Her total pay and pension package at Imperial, which includes a £16,000 estimate of the “taxable benefit” from living in a college-owned apartment in West London, although not the cost of the accommodation itself, falls some way short of that.
However, Professor Gast’s 2014-15 Imperial package amounts to a 28 per cent increase on the £330,000 awarded to her Imperial predecessor, Sir Keith O’Nions, in 2012-13 (the most recent figures available).
Her 2014-15 package would have made her the third highest-paid vice-chancellor in the UK in 2012-13, behind only Craig Calhoun of the London School of Economics and Andrew Hamilton of the University of Oxford.
But she may be pushed down the pecking order by the time the 2014-15 table becomes clear, as vice-chancellors’ salaries are likely to have continued their healthy rates of growth.
Imperial has published details of Professor Gast’s pay on its website.
An Imperial spokesman said: “Professor Gast has advised that her preference would be to make details of her emoluments available sooner than December 2015, which is when information about her first year at Imperial would otherwise first be published, in the College’s annual accounts for 2014-15.”
According to the Imperial website, Professor Gast’s £421,000 package breaks down into £349,138 of “remuneration”, “£16,000 (approx.)” under “other”, and an employer’s pension contribution of £55,862.
“Other” is described as “the estimate of the taxable benefit which the President will be assessed as receiving by living on campus in an apartment within 170 Queen’s Gate, South Kensington, a historic building that is used by the College for a range of official ceremonial and meeting functions.

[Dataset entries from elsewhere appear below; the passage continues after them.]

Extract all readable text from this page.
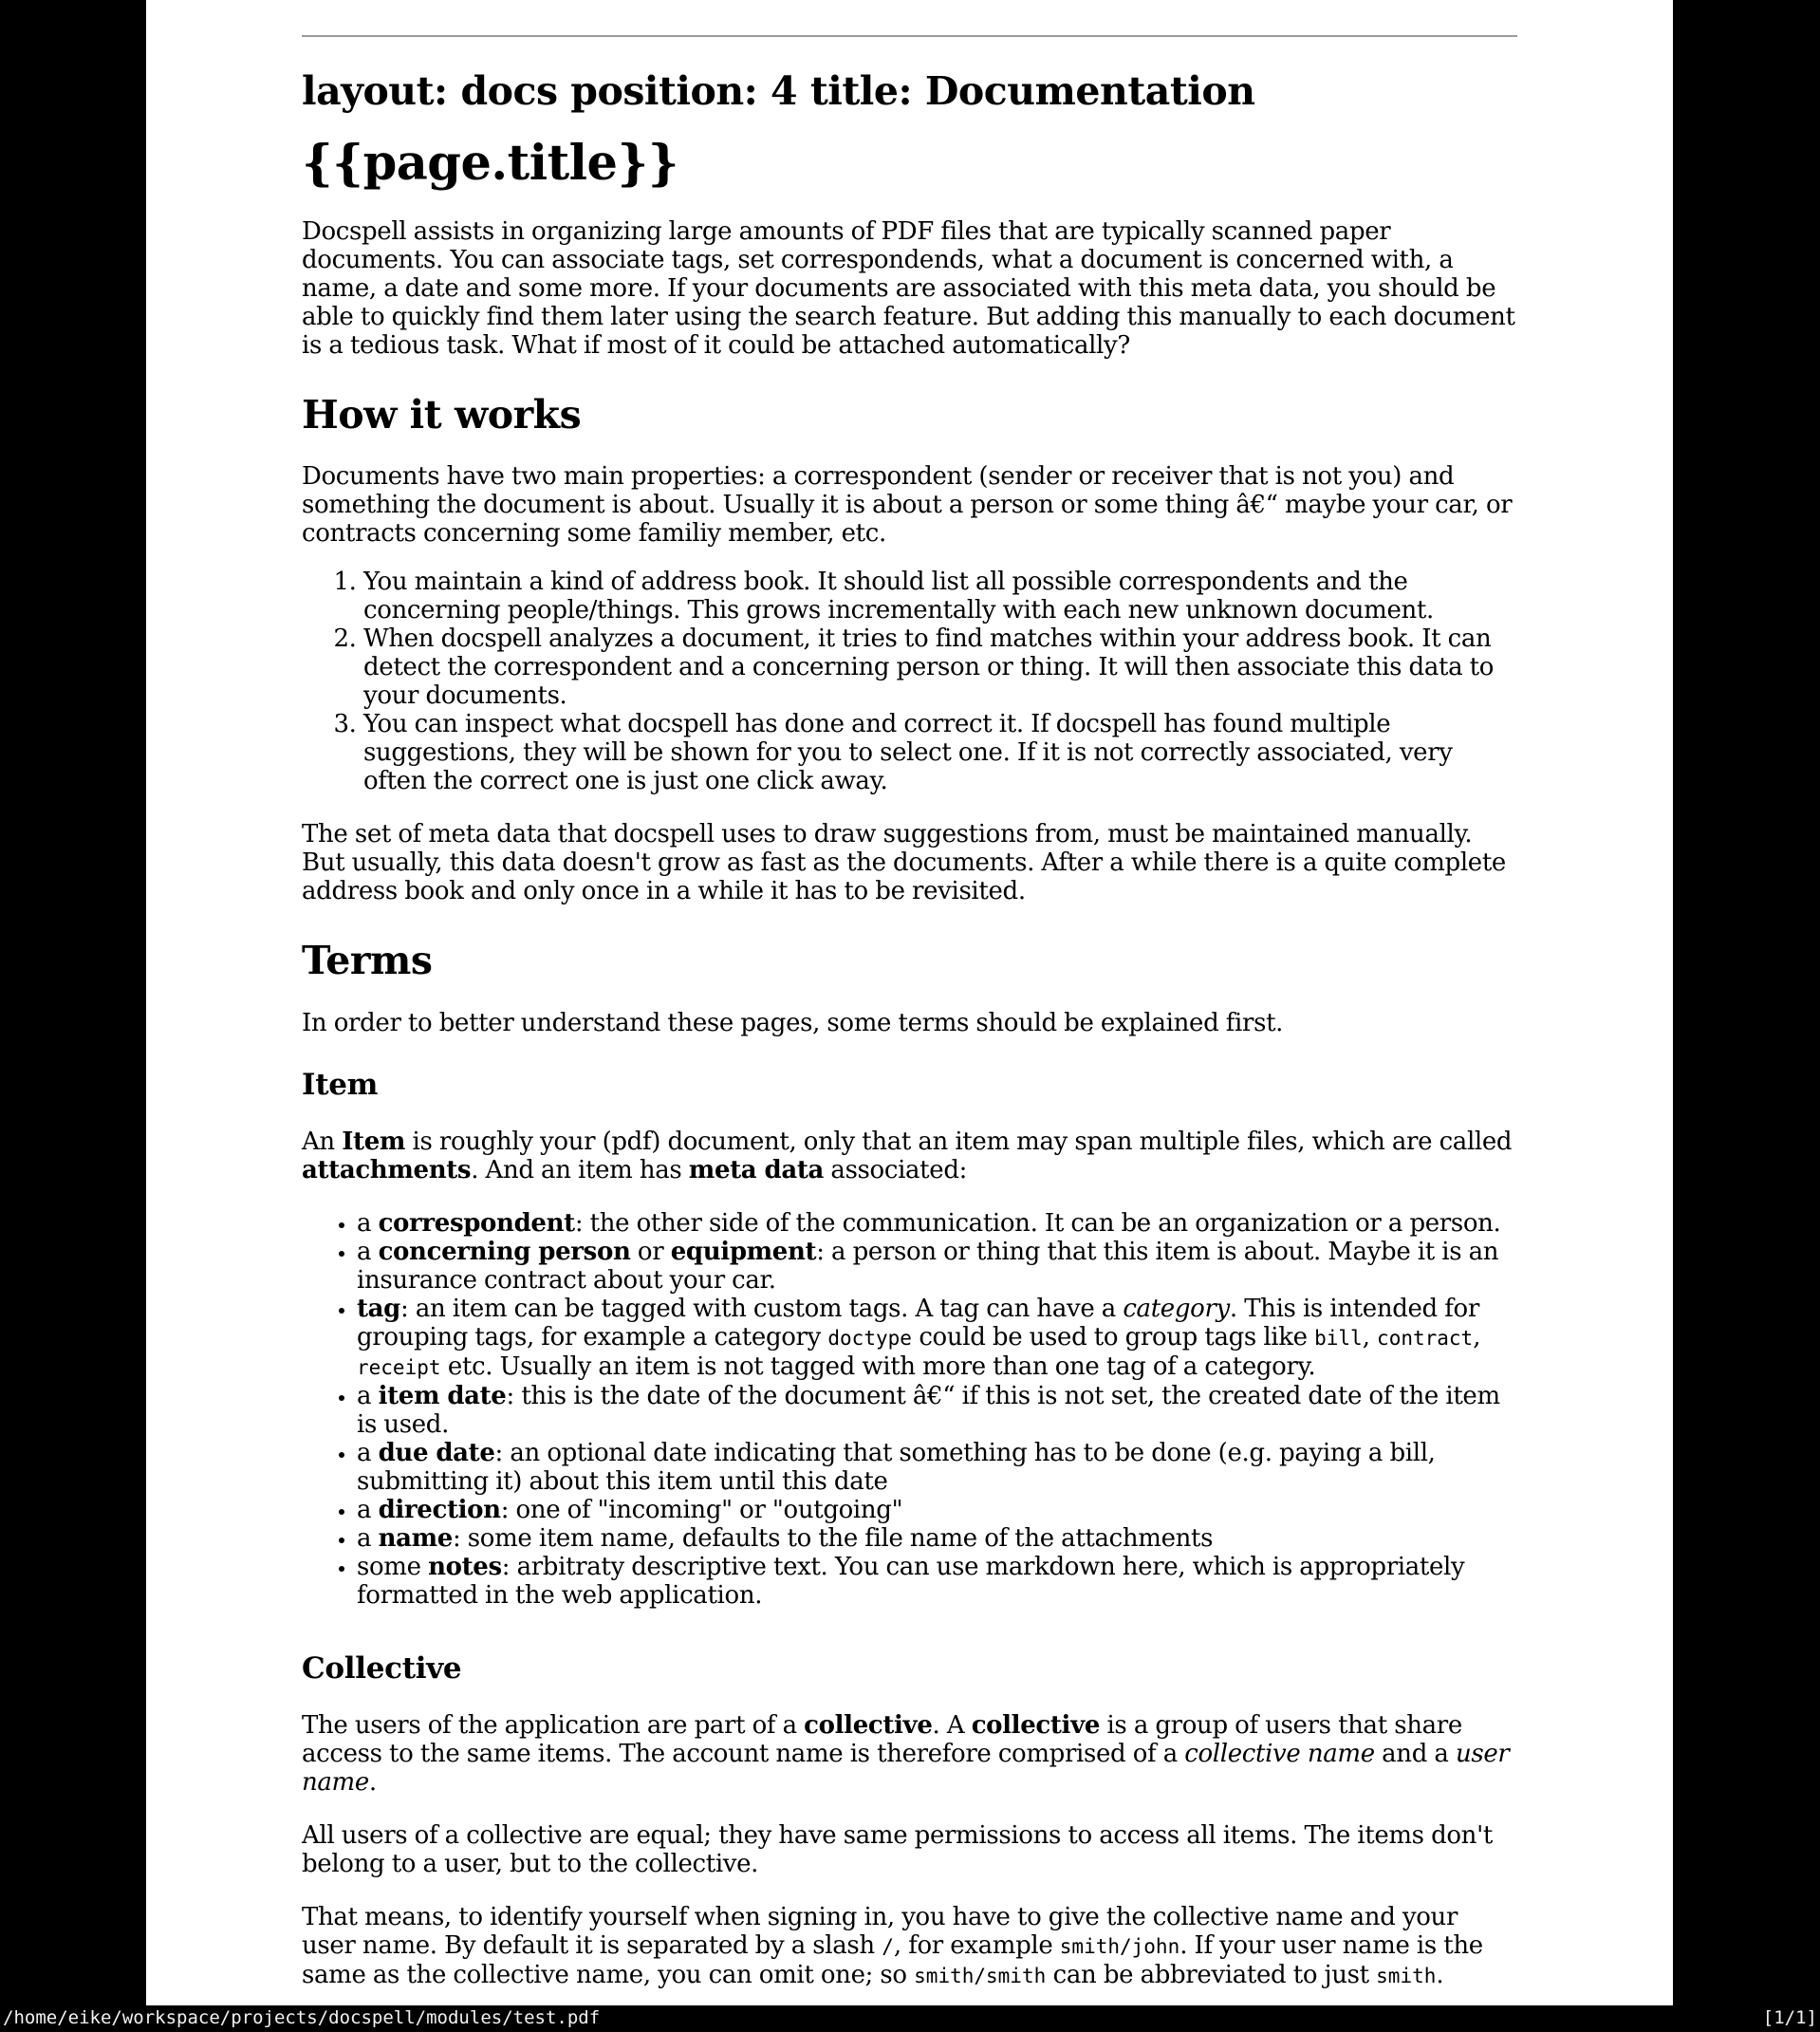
layout: docs position: 4 title: Documentation
{{page.title}}

Docspell assists in organizing large amounts of PDF files that are typically scanned paper documents. You can associate tags, set correspondends, what a document is concerned with, a name, a date and some more. If your documents are associated with this meta data, you should be able to quickly find them later using the search feature. But adding this manually to each document is a tedious task. What if most of it could be attached automatically?

How it works

Documents have two main properties: a correspondent (sender or receiver that is not you) and something the document is about. Usually it is about a person or some thing â€“ maybe your car, or contracts concerning some familiy member, etc.

1. You maintain a kind of address book. It should list all possible correspondents and the concerning people/things. This grows incrementally with each new unknown document.
2. When docspell analyzes a document, it tries to find matches within your address book. It can detect the correspondent and a concerning person or thing. It will then associate this data to your documents.
3. You can inspect what docspell has done and correct it. If docspell has found multiple suggestions, they will be shown for you to select one. If it is not correctly associated, very often the correct one is just one click away.

The set of meta data that docspell uses to draw suggestions from, must be maintained manually. But usually, this data doesn't grow as fast as the documents. After a while there is a quite complete address book and only once in a while it has to be revisited.

Terms

In order to better understand these pages, some terms should be explained first.

Item

An Item is roughly your (pdf) document, only that an item may span multiple files, which are called attachments. And an item has meta data associated:

• a correspondent: the other side of the communication. It can be an organization or a person.
• a concerning person or equipment: a person or thing that this item is about. Maybe it is an insurance contract about your car.
• tag: an item can be tagged with custom tags. A tag can have a category. This is intended for grouping tags, for example a category doctype could be used to group tags like bill, contract, receipt etc. Usually an item is not tagged with more than one tag of a category.
• a item date: this is the date of the document â€“ if this is not set, the created date of the item is used.
• a due date: an optional date indicating that something has to be done (e.g. paying a bill, submitting it) about this item until this date
• a direction: one of "incoming" or "outgoing"
• a name: some item name, defaults to the file name of the attachments
• some notes: arbitraty descriptive text. You can use markdown here, which is appropriately formatted in the web application.
Collective

The users of the application are part of a collective. A collective is a group of users that share access to the same items. The account name is therefore comprised of a collective name and a user name.

All users of a collective are equal; they have same permissions to access all items. The items don't belong to a user, but to the collective.

That means, to identify yourself when signing in, you have to give the collective name and your user name. By default it is separated by a slash /, for example smith/john. If your user name is the same as the collective name, you can omit one; so smith/smith can be abbreviated to just smith.

/home/eike/workspace/projects/docspell/modules/test.pdf	[1/1]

It is a requirement of the position that the President lives on campus.”
Imperial’s spokesman said: “In line with HMRC rules the accommodation itself is not a taxable benefit when it is necessary for the employee to live there to be able to do their work properly.”
He added: “The £16,000 refers to accommodation-related costs which are taxable benefits, such as utility services and the provision of furniture.”